The Model S blew away almost anything and their perceived notions of what an electric car is. "It's the performance that won us over," admits editor-in-chief Jean Jennings. "The crazy speed builds silently and then pulls back the edges of your face. It had all of us endangering our licenses." Our Model S was of Signature Performance spec, which means its AC induction motor puts out 416 hp and that it blasts to 60 mph in 4.3 seconds. Even those numbers -- positively absurd for a large sedan that uses not a lick of gasoline -- fail to communicate how crazy it actually feels. "It's alarming to jam the accelerator of such a big car and have it surge forward so quickly and so quietly," says copy editor Rusty Blackwell. Like most electric cars, the Model S generates its torque almost instantly. Unlike most electric cars, Tesla's torque amounts to a prodigious 443 lb-ft, all of which goes to the rear wheels. The only indicators of your stunning momentum are the rush of scenery around you, a faint whine, and the digital speedometer's difficulty keeping pace. "Driving the Model S is decidedly not like piloting a Nissan Leaf or an electric Smart," notes road test editor Christopher Nelson. Contributor Ezra Dyer, meanwhile, was so impressed that he arranged an informal drag race to 100 mph with a 560-hp BMW M5. The Model S won. "It bears repeating: this thing is silly quick,"
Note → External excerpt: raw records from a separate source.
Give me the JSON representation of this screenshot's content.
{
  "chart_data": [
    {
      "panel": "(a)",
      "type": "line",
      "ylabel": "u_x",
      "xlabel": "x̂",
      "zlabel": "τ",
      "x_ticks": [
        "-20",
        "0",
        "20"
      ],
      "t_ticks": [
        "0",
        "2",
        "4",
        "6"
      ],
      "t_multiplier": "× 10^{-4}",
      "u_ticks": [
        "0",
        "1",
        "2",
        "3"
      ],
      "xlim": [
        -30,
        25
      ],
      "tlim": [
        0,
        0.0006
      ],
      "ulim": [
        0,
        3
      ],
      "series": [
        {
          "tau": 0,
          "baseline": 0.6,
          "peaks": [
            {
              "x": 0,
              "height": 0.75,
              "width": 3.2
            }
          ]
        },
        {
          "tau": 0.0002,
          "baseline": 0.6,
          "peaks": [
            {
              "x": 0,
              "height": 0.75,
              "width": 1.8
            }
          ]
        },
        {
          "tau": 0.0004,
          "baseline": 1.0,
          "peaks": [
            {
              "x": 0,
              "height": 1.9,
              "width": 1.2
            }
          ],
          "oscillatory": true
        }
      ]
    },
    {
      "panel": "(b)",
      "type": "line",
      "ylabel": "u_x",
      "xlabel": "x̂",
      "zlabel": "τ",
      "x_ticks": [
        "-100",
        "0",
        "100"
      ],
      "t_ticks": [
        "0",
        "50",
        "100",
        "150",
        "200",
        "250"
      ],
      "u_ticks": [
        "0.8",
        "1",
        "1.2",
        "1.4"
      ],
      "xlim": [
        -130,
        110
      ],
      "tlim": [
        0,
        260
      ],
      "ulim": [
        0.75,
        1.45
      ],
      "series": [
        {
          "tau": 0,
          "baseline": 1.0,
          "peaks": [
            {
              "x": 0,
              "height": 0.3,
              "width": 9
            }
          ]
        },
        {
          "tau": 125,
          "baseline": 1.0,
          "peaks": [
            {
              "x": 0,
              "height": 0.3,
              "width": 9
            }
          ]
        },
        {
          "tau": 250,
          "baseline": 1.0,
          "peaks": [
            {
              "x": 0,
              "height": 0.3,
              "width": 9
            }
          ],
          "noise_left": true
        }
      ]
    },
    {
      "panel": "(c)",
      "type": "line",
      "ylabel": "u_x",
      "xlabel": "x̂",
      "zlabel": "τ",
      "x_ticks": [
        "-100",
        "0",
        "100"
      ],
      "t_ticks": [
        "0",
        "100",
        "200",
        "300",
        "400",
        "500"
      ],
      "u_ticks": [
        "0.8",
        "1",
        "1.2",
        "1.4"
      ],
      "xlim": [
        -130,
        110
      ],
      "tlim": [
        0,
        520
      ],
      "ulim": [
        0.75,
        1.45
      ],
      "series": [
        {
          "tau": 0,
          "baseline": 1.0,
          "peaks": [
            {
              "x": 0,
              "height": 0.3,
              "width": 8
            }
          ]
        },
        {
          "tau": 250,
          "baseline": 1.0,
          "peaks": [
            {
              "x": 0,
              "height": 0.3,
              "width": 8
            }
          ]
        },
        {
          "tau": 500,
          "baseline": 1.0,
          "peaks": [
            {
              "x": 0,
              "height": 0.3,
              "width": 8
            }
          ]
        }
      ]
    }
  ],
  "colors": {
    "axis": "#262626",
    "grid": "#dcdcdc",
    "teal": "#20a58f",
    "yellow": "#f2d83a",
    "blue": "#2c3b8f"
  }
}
The Model S is certainly a winner. Not only does Tesla show us it can design an electric car on its own using regular lithium-ion batteries, but it achieved to build one that really handles well, not in a no-concession way as so many performance vehicles can be but in a civilized fashion. The Tesla Model S is the quintessential electric car, delivering zen-like driving, enough performance to remove annoying slow cars from your windshield and stick to the pavement without bruising your posterior.